What sort of houses did my relatives call home? If you are lucky, there are maps showing the roads where your ancestors lived. If not, other clues can be used to give a general idea of dwellings in the neighbourhood. The sheer number of people recorded at single addresses leaves me wondering just how they all managed to find somewhere to sleep. The image of a sardine can comes to mind.

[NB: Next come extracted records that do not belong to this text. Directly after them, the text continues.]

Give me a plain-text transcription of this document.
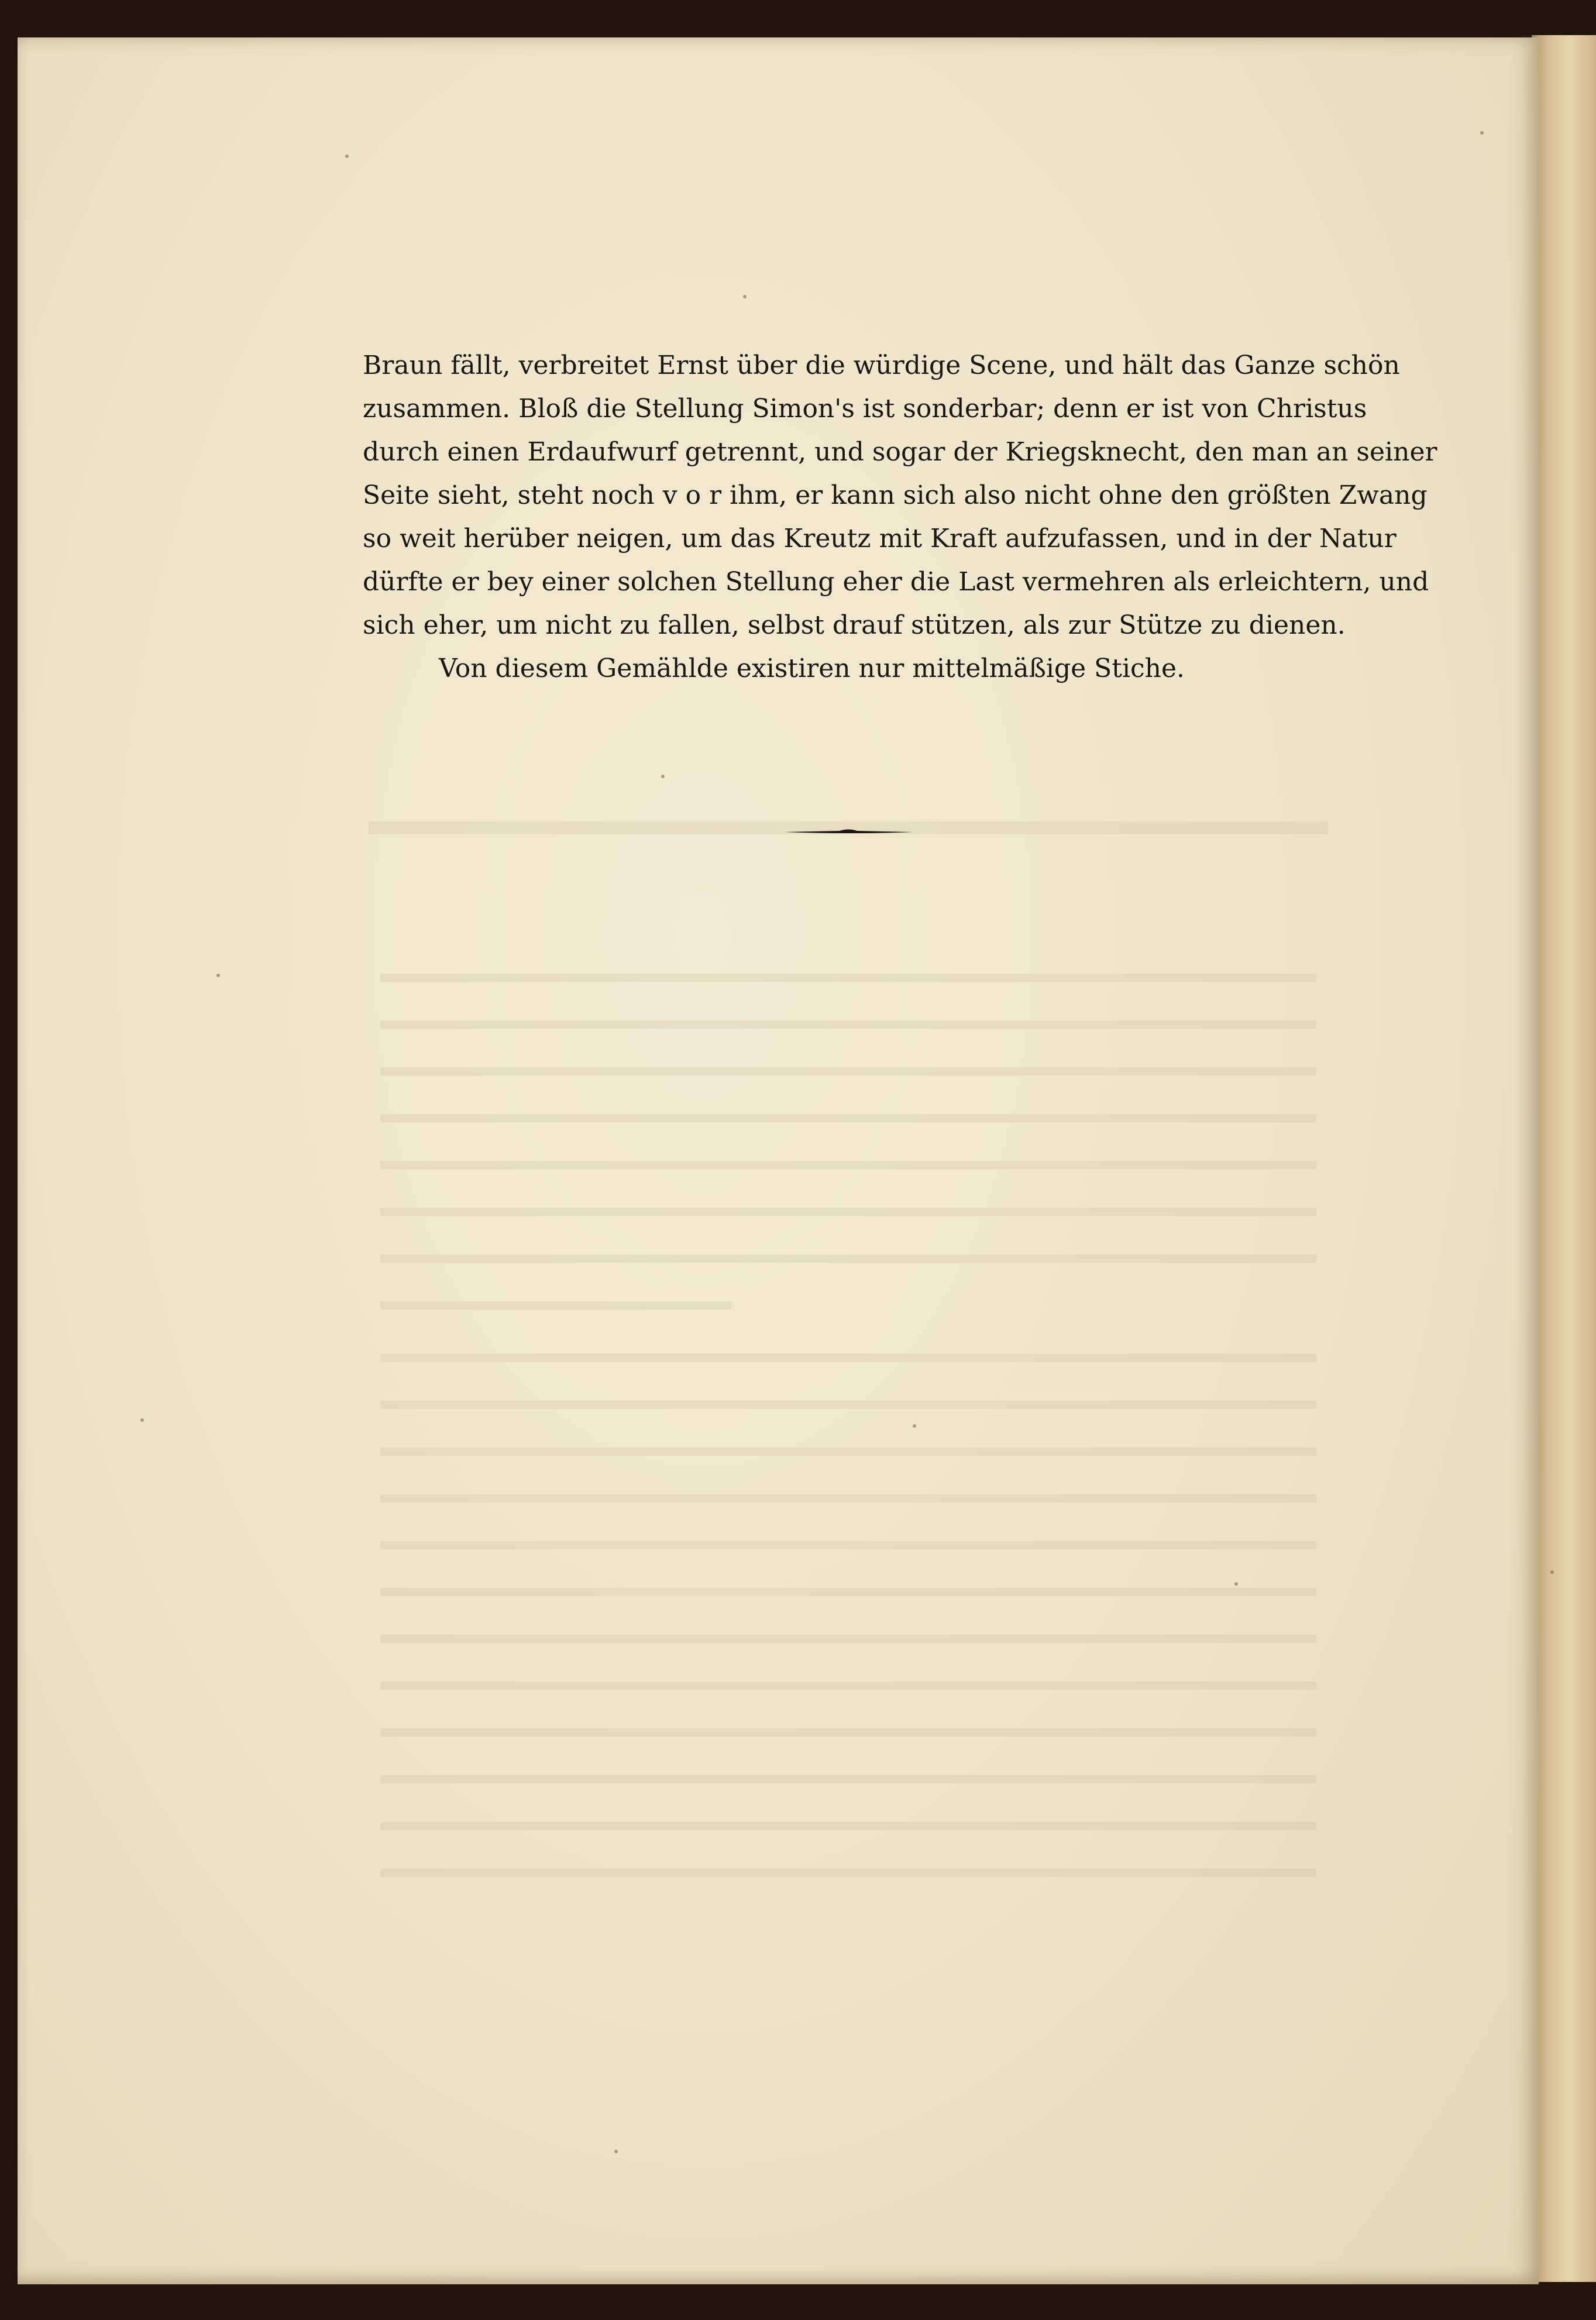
Braun fällt, verbreitet Ernst über die würdige Scene, und hält das Ganze schön
zusammen. Bloß die Stellung Simon's ist sonderbar; denn er ist von Christus
durch einen Erdaufwurf getrennt, und sogar der Kriegsknecht, den man an seiner
Seite sieht, steht noch v o r ihm, er kann sich also nicht ohne den größten Zwang
so weit herüber neigen, um das Kreutz mit Kraft aufzufassen, und in der Natur
dürfte er bey einer solchen Stellung eher die Last vermehren als erleichtern, und
sich eher, um nicht zu fallen, selbst drauf stützen, als zur Stütze zu dienen.
Von diesem Gemählde existiren nur mittelmäßige Stiche.
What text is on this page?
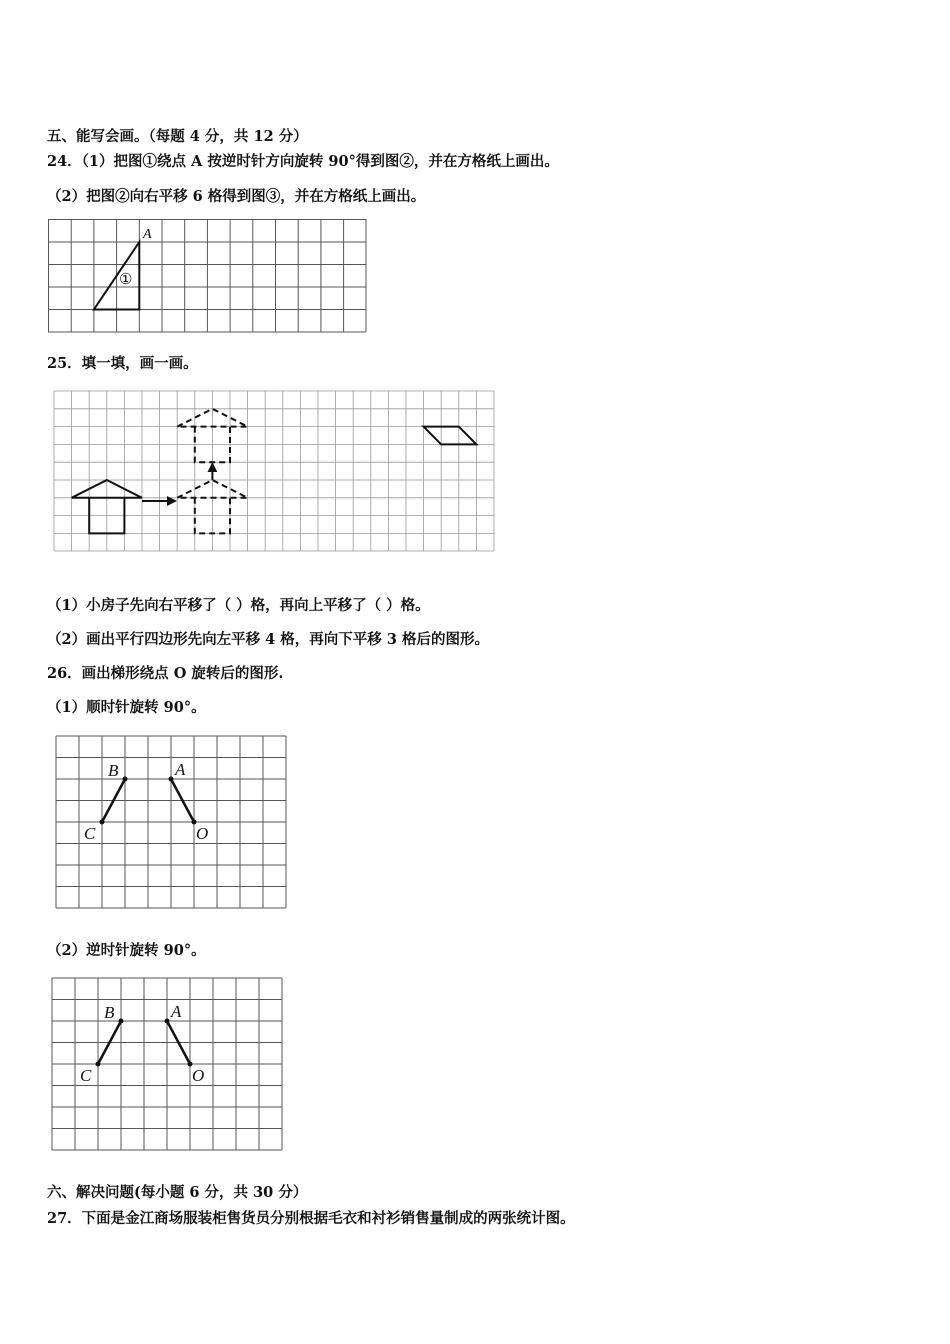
五、能写会画。（每题 4 分，共 12 分）
24．（1）把图①绕点 A 按逆时针方向旋转 90°得到图②，并在方格纸上画出。
（2）把图②向右平移 6 格得到图③，并在方格纸上画出。
A
①
25．填一填，画一画。
（1）小房子先向右平移了（ ）格，再向上平移了（ ）格。
（2）画出平行四边形先向左平移 4 格，再向下平移 3 格后的图形。
26．画出梯形绕点 O 旋转后的图形.
（1）顺时针旋转 90°。
B	A
C	O
（2）逆时针旋转 90°。
B	A
C	O
六、解决问题(每小题 6 分，共 30 分）
27．下面是金江商场服装柜售货员分别根据毛衣和衬衫销售量制成的两张统计图。
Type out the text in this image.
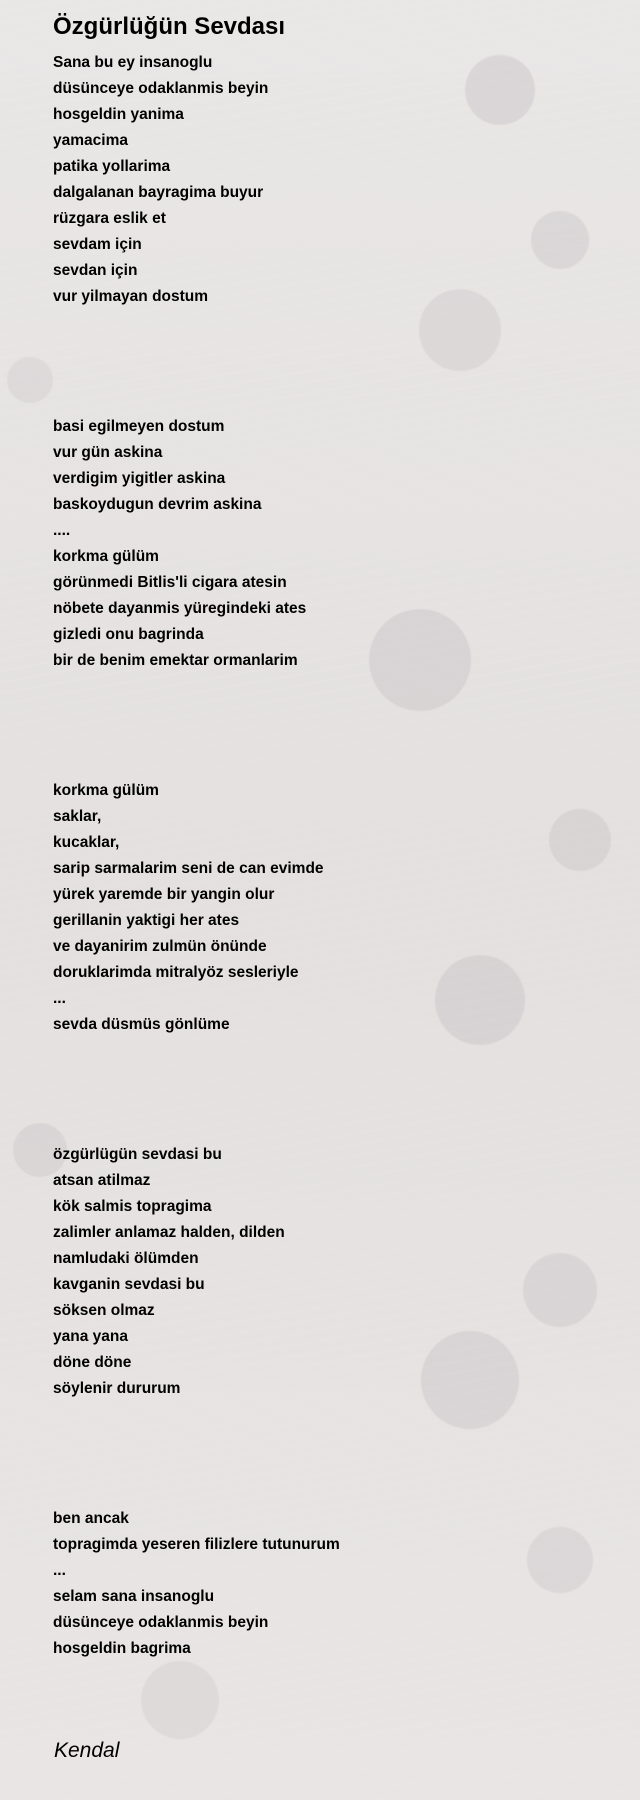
Özgürlüğün Sevdası
Sana bu ey insanoglu
düsünceye odaklanmis beyin
hosgeldin yanima
yamacima
patika yollarima
dalgalanan bayragima buyur
rüzgara eslik et
sevdam için
sevdan için
vur yilmayan dostum
basi egilmeyen dostum
vur gün askina
verdigim yigitler askina
baskoydugun devrim askina
....
korkma gülüm
görünmedi Bitlis'li cigara atesin
nöbete dayanmis yüregindeki ates
gizledi onu bagrinda
bir de benim emektar ormanlarim
korkma gülüm
saklar,
kucaklar,
sarip sarmalarim seni de can evimde
yürek yaremde bir yangin olur
gerillanin yaktigi her ates
ve dayanirim zulmün önünde
doruklarimda mitralyöz sesleriyle
...
sevda düsmüs gönlüme
özgürlügün sevdasi bu
atsan atilmaz
kök salmis topragima
zalimler anlamaz halden, dilden
namludaki ölümden
kavganin sevdasi bu
söksen olmaz
yana yana
döne döne
söylenir dururum
ben ancak
topragimda yeseren filizlere tutunurum
...
selam sana insanoglu
düsünceye odaklanmis beyin
hosgeldin bagrima
Kendal
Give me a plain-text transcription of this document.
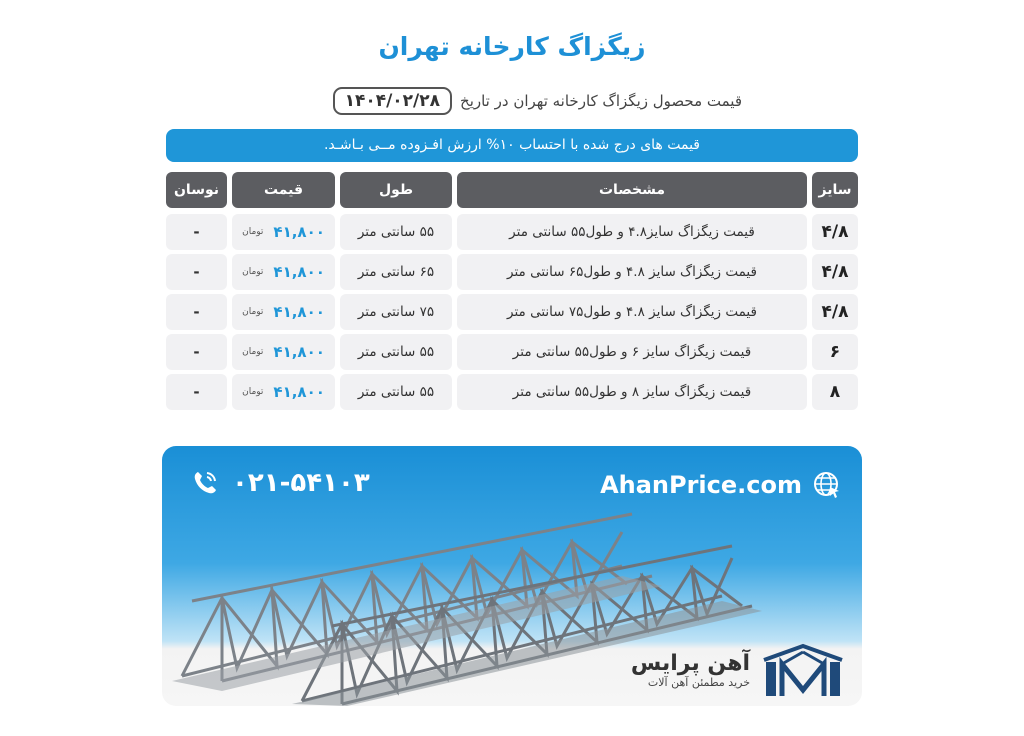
زیگزاگ کارخانه تهران
قیمت محصول زیگزاگ کارخانه تهران در تاریخ
۱۴۰۴/۰۲/۲۸
قیمت های درج شده با احتساب ۱۰% ارزش افـزوده مــی بـاشـد.
سایز
مشخصات
طول
قیمت
نوسان
۴/۸
قیمت زیگزاگ سایز۴.۸ و طول۵۵ سانتی متر
۵۵ سانتی متر
تومان ۴۱,۸۰۰
-
۴/۸
قیمت زیگزاگ سایز ۴.۸ و طول۶۵ سانتی متر
۶۵ سانتی متر
تومان ۴۱,۸۰۰
-
۴/۸
قیمت زیگزاگ سایز ۴.۸ و طول۷۵ سانتی متر
۷۵ سانتی متر
تومان ۴۱,۸۰۰
-
۶
قیمت زیگزاگ سایز ۶ و طول۵۵ سانتی متر
۵۵ سانتی متر
تومان ۴۱,۸۰۰
-
۸
قیمت زیگزاگ سایز ۸ و طول۵۵ سانتی متر
۵۵ سانتی متر
تومان ۴۱,۸۰۰
-
۰۲۱-۵۴۱۰۳	AhanPrice.com
آهن پرایس
خرید مطمئن آهن آلات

What did our ancestors eat? For once, this question is easier to answer for those of us with some antecedents from Ireland rather than for other realms. They ate a lot of potatoes. A working man could eat 10lbs of potatoes a day. No fancy cereals high in sugar and salt with lurid advertising on the packet. No marmalade or boiled eggs. No ‘five a day’. No convenience food from the freezer. Certainly, no home delivery services or take aways. Just potatoes and yet more potatoes, with some watered down milk.  Other crops were grown in Ireland, but these were mainly exported to England, thus generating substantial profits for the landlords. Potatoes generate a lot of calories per acre, hence the popularity of the crop. All is well until that single crop fails, with catastrophic consequences.

An Irish peasant cabin. ..circa 1840

There are enough early photos in existence for a good idea to be gained about what different classes of people wore. The fashion industry was not particularly prominent in the eighteenth or early nineteenth centuries. Changes were gradual. It was more a case of ‘this decade’s fashion’ and not ‘this season’s fashion’. My father passed down stories of his father ‘running around Ireland with no shoes on.’ I used to have my doubts about the truth of this fact. I have subsequently discovered many pictures of school children in rural Ireland without shoes. In some cases, none of the children have shoes. Clothes were passed down. Boys were dressed the same as girls until they were ‘breached’, at some indeterminate age. Clothes were repaired endlessly. The attraction of joining the Army starts to become apparent. They give you a decent pair of boots and a uniform. You were well fed. (In just 43 days in 1902, my grandfather put on 8 pounds of weight and increased his chest measurement by 3 inches.) You also had a bed to yourself, quite possibly for the first time in your life.

I would like to know how people entertained themselves. I imagine that story telling played a large part. For families that had moved far from their roots there would have been tales of ‘the old country’. No doubt these would incorporate a fair amount of exaggeration. Singing does not require any equipment. It is also a good way of providing reassurance to children afraid of the dark. Farm labourers’ cottages and factory workers back-to-back houses would have been poorly lit.

It is easy to create a picture of life for poor people two or three hundred years ago (i.e. the vast majority of the population) that looks unremittingly grim. But that is to judge by the standards and expectations of today.